Lowpoly is important for:
- game-engines
- subdivision modeling
- low-polygon proxy geometries of high-poly ones - for rigging and animating
- low-poly style and such.
The problem with low-poly is topology, which has to follow some rules, so the shading looks right, the subdivision surfaces are right or the sculpts will be right. That's why you see so much about low-poly - with knowledge about low-poly topology the high-poly comes along.
- You convert low-poly to high-poly through sculpting, or Catmull-Clark subdivision
- You convert high-poly to low-poly through retopology, or decimation. The details from high-poly can be baked into texture maps.
What is considered low-poly and high-poly changes with time and computer power, it's safe to say that low-poly is everything that can be displayed on target hardware in real-time. That means that for mobile phones this is different than for workstations.

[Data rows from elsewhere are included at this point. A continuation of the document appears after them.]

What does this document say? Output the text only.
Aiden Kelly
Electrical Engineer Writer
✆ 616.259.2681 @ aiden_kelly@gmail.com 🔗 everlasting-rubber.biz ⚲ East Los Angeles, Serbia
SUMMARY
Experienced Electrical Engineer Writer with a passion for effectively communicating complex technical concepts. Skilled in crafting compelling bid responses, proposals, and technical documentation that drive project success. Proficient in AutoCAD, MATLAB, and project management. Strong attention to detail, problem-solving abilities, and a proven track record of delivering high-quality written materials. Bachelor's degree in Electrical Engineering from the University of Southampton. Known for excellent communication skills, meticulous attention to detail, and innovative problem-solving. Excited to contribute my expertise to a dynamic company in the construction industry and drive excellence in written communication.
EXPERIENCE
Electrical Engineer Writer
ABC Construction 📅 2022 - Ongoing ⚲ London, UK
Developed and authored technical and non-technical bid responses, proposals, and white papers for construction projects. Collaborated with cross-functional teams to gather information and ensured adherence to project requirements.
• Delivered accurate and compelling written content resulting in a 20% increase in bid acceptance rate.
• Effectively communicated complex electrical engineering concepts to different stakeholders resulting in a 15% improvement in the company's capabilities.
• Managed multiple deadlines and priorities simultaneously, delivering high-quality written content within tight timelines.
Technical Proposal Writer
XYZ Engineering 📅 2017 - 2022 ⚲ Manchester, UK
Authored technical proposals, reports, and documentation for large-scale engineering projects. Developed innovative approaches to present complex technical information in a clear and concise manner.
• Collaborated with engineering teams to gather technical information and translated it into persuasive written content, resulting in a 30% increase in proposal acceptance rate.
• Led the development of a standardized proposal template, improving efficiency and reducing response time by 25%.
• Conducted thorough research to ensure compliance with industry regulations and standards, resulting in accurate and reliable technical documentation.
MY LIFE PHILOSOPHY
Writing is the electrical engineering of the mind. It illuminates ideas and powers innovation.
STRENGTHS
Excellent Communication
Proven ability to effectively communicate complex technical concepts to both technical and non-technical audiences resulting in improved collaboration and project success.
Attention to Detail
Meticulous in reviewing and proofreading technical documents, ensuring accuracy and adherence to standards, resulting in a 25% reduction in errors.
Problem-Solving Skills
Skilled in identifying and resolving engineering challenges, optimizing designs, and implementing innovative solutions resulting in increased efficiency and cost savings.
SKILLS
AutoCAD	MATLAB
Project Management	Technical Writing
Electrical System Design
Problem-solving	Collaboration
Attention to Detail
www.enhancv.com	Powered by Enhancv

The appropriate level of detail depends on how small the object will be on screen - basically how many pixels it will cover on screen:
- for textures on low poly you want them 2x larger than a texture that has the same size pixels on a model as the pixels on the screen. This is because of texture filtering. Or how the target hardware GPU memory lets you use it.
- For game models, this is usually from 1024x1024 to 4096x4096 or more for next-gen.
- For mobile-phones around 256x256 to 512x512.
- for low poly polycounts:
- around 10k for character or more for next-gen. Depends on the object size, hardware, if it is in the background or not, etc.
- for highly you want the polygons small enough that the surface detail will be well defined, this is usually smaller than screen pixel size or even smaller than that. Polycounts in millions.